Many of us retired to our hotel after lunch, but a few explorers ventured out into the city of Saigon. We stumbled upon a looming business tower across the street from a 200-year-old French colonial building, and a Chanel adjacent to a previous U.S. CIA building where the final extraction of U.S. troops occurred. Saigon surprised us with its tourist-oriented feel, but it still retained the distinct elements of history and socioeconomics that were present in Hanoi. There is still a feeling of government presence (observable by the many green police jackets), but there is also a greater feeling of individualism and expressiveness displayed in the infrastructure and interactions.

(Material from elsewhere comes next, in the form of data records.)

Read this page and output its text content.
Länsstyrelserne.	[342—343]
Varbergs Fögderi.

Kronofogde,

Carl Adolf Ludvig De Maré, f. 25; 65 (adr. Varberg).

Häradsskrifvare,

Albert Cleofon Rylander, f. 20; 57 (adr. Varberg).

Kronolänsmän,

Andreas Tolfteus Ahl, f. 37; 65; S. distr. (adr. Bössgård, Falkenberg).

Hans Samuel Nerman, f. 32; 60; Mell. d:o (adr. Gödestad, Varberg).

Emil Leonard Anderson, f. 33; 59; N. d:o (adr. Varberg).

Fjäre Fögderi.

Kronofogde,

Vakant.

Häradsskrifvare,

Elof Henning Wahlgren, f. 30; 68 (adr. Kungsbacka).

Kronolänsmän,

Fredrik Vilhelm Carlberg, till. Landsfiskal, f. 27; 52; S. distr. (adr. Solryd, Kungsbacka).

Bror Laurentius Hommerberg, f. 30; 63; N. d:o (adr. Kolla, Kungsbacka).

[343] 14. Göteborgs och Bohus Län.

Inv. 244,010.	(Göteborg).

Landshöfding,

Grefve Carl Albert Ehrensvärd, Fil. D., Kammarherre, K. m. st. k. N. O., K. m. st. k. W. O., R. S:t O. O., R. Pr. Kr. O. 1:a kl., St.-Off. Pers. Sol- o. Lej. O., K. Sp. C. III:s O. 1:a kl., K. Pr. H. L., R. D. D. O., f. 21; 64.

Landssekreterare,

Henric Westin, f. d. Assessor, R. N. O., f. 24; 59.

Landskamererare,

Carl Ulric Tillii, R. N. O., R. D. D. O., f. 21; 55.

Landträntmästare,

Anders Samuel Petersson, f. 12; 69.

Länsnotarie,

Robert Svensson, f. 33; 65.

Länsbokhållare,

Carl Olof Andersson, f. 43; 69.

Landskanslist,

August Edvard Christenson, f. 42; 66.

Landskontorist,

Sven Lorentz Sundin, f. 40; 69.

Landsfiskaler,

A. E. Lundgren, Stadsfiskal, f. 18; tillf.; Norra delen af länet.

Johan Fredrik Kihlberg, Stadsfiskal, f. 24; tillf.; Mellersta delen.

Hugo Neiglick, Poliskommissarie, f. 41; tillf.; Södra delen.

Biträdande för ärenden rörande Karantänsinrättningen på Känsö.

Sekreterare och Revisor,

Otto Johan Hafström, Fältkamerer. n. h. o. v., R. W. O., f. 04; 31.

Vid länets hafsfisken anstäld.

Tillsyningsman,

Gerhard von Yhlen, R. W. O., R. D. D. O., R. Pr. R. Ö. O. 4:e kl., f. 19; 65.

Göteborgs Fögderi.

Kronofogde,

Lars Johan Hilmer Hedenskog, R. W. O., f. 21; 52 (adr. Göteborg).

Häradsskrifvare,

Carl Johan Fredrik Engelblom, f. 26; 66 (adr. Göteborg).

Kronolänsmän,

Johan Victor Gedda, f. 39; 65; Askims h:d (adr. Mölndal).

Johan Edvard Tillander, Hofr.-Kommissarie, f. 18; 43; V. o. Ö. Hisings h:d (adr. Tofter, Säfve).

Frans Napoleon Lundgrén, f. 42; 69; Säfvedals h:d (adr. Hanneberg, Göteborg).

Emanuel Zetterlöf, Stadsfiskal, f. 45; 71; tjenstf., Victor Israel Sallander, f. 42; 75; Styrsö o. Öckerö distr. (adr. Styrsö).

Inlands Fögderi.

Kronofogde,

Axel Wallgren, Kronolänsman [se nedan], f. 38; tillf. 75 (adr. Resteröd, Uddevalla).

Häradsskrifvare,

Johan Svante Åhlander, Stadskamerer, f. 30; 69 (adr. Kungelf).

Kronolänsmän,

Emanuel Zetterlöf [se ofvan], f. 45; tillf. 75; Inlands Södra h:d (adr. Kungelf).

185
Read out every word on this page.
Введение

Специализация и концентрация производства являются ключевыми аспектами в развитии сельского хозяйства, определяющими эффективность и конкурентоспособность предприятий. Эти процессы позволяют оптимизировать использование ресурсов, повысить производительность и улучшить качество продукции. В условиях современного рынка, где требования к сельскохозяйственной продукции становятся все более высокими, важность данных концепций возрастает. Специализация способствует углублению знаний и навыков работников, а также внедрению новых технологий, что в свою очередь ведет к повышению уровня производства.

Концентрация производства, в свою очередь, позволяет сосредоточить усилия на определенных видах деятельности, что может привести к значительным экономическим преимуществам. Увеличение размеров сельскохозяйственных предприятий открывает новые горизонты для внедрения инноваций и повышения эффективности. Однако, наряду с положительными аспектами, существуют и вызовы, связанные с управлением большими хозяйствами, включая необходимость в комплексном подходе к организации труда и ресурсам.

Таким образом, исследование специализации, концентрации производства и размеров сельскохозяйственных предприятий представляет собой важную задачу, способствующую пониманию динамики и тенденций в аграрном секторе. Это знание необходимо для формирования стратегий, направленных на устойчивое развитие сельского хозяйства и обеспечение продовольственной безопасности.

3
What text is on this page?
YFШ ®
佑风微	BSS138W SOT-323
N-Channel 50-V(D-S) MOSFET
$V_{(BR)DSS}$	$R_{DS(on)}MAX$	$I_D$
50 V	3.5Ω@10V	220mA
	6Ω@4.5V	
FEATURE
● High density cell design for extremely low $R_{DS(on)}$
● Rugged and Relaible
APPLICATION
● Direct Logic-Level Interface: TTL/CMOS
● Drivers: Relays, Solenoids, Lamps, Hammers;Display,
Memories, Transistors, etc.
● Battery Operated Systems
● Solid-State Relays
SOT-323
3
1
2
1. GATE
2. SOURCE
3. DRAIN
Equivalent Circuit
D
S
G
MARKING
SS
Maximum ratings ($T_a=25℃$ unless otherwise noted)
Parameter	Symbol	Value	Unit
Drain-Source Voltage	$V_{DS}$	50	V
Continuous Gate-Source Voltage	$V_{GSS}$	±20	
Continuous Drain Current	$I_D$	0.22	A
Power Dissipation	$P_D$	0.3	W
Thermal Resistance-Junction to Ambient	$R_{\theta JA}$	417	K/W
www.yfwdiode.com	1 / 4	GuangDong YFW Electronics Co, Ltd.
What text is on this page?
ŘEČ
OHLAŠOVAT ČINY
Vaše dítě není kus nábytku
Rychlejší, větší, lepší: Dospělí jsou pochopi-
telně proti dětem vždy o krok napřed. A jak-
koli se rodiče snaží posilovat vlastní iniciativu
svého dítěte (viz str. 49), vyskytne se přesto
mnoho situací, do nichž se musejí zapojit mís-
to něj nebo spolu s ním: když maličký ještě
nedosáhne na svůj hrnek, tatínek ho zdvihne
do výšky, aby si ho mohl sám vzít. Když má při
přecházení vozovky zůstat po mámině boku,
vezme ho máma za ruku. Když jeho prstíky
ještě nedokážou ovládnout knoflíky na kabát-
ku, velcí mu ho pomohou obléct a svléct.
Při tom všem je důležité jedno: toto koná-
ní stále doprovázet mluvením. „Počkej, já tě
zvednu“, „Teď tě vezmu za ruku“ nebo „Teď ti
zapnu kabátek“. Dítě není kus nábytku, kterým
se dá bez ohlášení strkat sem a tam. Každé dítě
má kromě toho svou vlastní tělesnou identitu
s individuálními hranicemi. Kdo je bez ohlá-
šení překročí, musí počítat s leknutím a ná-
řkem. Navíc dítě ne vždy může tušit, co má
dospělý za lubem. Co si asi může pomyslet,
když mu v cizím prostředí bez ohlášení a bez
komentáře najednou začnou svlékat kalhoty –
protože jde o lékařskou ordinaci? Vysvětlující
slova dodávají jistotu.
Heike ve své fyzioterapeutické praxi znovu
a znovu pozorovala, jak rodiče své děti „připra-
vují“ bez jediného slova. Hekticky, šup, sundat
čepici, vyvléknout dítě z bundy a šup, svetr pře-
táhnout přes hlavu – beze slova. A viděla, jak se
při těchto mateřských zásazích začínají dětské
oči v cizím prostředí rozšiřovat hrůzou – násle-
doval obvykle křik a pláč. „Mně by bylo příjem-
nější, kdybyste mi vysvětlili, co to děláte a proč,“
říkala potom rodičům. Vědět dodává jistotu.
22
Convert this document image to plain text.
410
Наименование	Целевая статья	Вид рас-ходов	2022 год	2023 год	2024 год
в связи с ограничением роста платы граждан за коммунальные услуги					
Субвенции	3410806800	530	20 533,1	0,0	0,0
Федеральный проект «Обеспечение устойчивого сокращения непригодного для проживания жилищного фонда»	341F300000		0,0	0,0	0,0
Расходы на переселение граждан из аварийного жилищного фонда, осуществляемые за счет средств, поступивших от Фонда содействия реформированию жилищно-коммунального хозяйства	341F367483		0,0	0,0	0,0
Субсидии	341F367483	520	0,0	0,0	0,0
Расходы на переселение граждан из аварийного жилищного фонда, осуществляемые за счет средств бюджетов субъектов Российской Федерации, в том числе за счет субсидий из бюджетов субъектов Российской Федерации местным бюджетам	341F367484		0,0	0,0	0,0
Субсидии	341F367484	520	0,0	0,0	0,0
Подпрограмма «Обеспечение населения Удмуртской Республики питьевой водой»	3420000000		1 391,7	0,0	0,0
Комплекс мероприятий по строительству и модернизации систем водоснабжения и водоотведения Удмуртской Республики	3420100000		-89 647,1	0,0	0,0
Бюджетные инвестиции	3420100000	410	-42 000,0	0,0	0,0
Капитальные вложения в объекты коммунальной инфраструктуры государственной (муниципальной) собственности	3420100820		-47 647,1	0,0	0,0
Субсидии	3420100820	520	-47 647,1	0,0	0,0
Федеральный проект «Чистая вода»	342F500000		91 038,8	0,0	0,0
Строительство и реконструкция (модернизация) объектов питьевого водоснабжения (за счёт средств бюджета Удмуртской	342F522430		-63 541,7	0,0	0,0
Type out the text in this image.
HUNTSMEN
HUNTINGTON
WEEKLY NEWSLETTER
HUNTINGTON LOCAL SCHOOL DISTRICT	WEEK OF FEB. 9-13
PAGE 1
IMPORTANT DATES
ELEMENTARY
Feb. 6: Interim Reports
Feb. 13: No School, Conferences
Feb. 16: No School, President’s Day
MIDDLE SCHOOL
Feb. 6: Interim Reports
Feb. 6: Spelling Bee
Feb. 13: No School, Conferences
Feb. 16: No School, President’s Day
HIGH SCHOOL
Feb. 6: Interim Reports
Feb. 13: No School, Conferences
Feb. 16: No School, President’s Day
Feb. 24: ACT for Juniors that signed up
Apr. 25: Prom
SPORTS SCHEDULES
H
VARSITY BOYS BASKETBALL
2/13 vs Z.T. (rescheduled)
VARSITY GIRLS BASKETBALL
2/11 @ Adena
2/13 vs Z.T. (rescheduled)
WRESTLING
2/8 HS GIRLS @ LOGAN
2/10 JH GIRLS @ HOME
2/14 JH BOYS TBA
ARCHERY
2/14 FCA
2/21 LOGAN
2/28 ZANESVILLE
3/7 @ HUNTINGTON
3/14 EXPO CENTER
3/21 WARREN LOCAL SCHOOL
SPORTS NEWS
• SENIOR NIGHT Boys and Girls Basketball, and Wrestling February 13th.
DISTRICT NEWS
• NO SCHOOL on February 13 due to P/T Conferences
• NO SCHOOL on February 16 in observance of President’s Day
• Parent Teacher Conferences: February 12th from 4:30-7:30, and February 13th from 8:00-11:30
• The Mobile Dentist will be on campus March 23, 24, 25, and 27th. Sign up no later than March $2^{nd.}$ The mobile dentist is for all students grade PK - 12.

"Hello, it's me." Without knowing it, we all kept Todd Rundgren's words in mind as we stepped off the bus. We were all smothered with a wave of heat, but we welcomed it and lost ourselves in a city that has experienced one of the most rapid economic, societal, and cultural growths in the world. Embedded in the buildings, the faces of the people we encountered, and the enviroment of this city, we could sense a vibe that is different than Hanoi. We cannot place a finger on exactly what it is, but we have two more days to figure it out.
Day 9 Photo Highlights
Today we left our homestay and traveled by bus to Saigon. Halfway there we stopped at a gas station for a bathroom break, and little did we know that our air conditioner took a break too and refused to go back to work. So we decided to head for the shade.
While our drivers fixed the AC, we enjoyed ice cream from the local store and wondered around the area to marvel at the roadside wonders.
As we arrived in Saigon, we were greeted by the modern marvels that make this city an amazing mixture of the new and the old.
We stopped at a restaurant called Pho 2000, where we enjoyed the soup and enjoyed the fact we got to eat in the same restaurant as a previous American president.
We arrived at our luxurious hotel, which was breathtaking and exciting, and we worked our way up to the rooms where a beautiful balcony view greeted us.
Before our amazing dinner, we wondered around this amazing city at night and enjoyed all the sights and sounds of downtown Saigon.